The present invention pertains generally to automatic gain control circuits used in conjunction with A.C. amplifier circuits and particularly to a fast-attack circuit which may be employed to avoid problems of overattack and pinch-down.
Although automatic gain control (AGC) circuits commonly used in conjunction with A.C. amplifier circuits to compensate for varying input signal levels are capable of tracking minor signal variations to provide a continuous gain control signal, sudden large signal variations require special handling. For example, in order to improve response timme for rapidly attenuating a sudden large signal increase, AGC circuits commonly employ fast-attack circuits for offsetting the delay introduced into the gain control signal by the low-pass filter that is normally required in the gain control loop to minimize harmonic and intermodulation distortion. A typical prior art fast-attack circuit is described in U. S. Pat. No. 3,620,631 entitled "Gain Control Amplifier" which provides an ancillary path for rapidly charging the capacitors in the low-pass filter through a low impedance path in response to signal increases which exceed some predetermined threshold level. Although this circuit and others like it permit quickly stabilizing the AGC control loop (bringing the amplifier circuit output close to its steady state value), during the interim from the inception of the signal increase until the time that the capacitors are sufficiently charged so as to provide an efficacious gain control signal no means are provided for attenuating the output of the amplifier circuit in order to avoid the signal "blast" which results. When this signal "blast" (unattenuated signal) is reflected at the output of the AGC circuit low-pass filter after some finite delay (which is present even with the inclusion of prior art fast-attack circuits), it provides a gain control signal which results in over-attack, viz. a signal which compensates more than necessary so as to reduce the amplifier circuit output to a level that is lower than desired under stablized operation (the output properly attenuated). This lower level is commonly referred to as pinch-down.

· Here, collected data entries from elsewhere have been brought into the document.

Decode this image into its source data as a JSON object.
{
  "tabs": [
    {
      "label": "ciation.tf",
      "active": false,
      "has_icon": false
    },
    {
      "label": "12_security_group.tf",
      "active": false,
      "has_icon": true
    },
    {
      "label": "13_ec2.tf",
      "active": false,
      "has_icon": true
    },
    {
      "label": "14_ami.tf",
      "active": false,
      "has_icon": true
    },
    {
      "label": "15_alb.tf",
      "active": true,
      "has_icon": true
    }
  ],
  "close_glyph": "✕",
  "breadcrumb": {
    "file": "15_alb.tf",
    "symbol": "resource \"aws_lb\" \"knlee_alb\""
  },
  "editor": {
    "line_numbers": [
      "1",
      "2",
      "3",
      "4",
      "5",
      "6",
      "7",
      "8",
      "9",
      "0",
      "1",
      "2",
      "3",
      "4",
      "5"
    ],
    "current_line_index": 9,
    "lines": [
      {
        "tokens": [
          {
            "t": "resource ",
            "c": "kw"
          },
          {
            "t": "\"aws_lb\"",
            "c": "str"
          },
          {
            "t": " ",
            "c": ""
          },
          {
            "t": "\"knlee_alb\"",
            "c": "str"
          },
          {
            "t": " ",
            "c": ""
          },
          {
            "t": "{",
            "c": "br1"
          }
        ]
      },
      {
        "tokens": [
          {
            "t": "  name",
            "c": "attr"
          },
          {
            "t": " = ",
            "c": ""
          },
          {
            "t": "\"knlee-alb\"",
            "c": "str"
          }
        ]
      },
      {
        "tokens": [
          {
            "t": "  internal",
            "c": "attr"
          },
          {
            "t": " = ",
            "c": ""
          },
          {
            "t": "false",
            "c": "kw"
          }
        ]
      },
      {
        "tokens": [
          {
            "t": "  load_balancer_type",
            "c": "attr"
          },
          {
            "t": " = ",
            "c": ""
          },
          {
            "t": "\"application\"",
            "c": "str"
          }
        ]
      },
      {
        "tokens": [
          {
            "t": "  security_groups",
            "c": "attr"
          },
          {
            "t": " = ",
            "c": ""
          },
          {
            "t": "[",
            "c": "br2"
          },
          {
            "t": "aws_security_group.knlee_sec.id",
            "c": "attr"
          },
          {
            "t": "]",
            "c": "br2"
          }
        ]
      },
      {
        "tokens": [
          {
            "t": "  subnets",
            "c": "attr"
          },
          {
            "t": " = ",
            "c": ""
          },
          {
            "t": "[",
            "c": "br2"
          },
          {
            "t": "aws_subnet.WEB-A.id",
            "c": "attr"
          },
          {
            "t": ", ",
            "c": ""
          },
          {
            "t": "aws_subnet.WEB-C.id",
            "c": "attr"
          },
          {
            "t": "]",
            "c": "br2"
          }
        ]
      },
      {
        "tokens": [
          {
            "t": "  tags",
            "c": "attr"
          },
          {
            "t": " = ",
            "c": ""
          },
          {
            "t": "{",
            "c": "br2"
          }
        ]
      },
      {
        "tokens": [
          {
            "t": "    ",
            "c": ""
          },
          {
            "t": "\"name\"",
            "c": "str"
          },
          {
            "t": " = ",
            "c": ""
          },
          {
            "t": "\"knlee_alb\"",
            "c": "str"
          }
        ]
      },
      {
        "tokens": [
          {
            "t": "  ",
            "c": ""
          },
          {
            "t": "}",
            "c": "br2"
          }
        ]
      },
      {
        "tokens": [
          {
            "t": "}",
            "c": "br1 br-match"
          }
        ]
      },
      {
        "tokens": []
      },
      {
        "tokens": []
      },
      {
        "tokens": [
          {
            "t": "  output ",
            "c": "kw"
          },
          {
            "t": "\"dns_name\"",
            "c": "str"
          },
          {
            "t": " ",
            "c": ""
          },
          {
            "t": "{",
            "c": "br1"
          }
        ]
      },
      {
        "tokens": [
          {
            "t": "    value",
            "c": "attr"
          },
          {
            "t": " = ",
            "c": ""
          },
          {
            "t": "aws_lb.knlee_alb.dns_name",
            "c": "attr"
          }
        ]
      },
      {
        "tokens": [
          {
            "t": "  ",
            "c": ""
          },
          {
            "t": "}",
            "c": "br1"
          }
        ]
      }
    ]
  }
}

Although the amplifier output signal will eventually settle back to the desired level, time is expended in doing so during which information may not properly be detected because of the reduced amplitude level.
With the foregoing in mind, it is a primary object of the present invention to provide a new and improved fast-attack circuit for use with automatic gain control circuits.
It is a further object of the present invention to provide such a circuit which obviates over-attack problems encountered heretofore and the pinch-down effect associated therewith.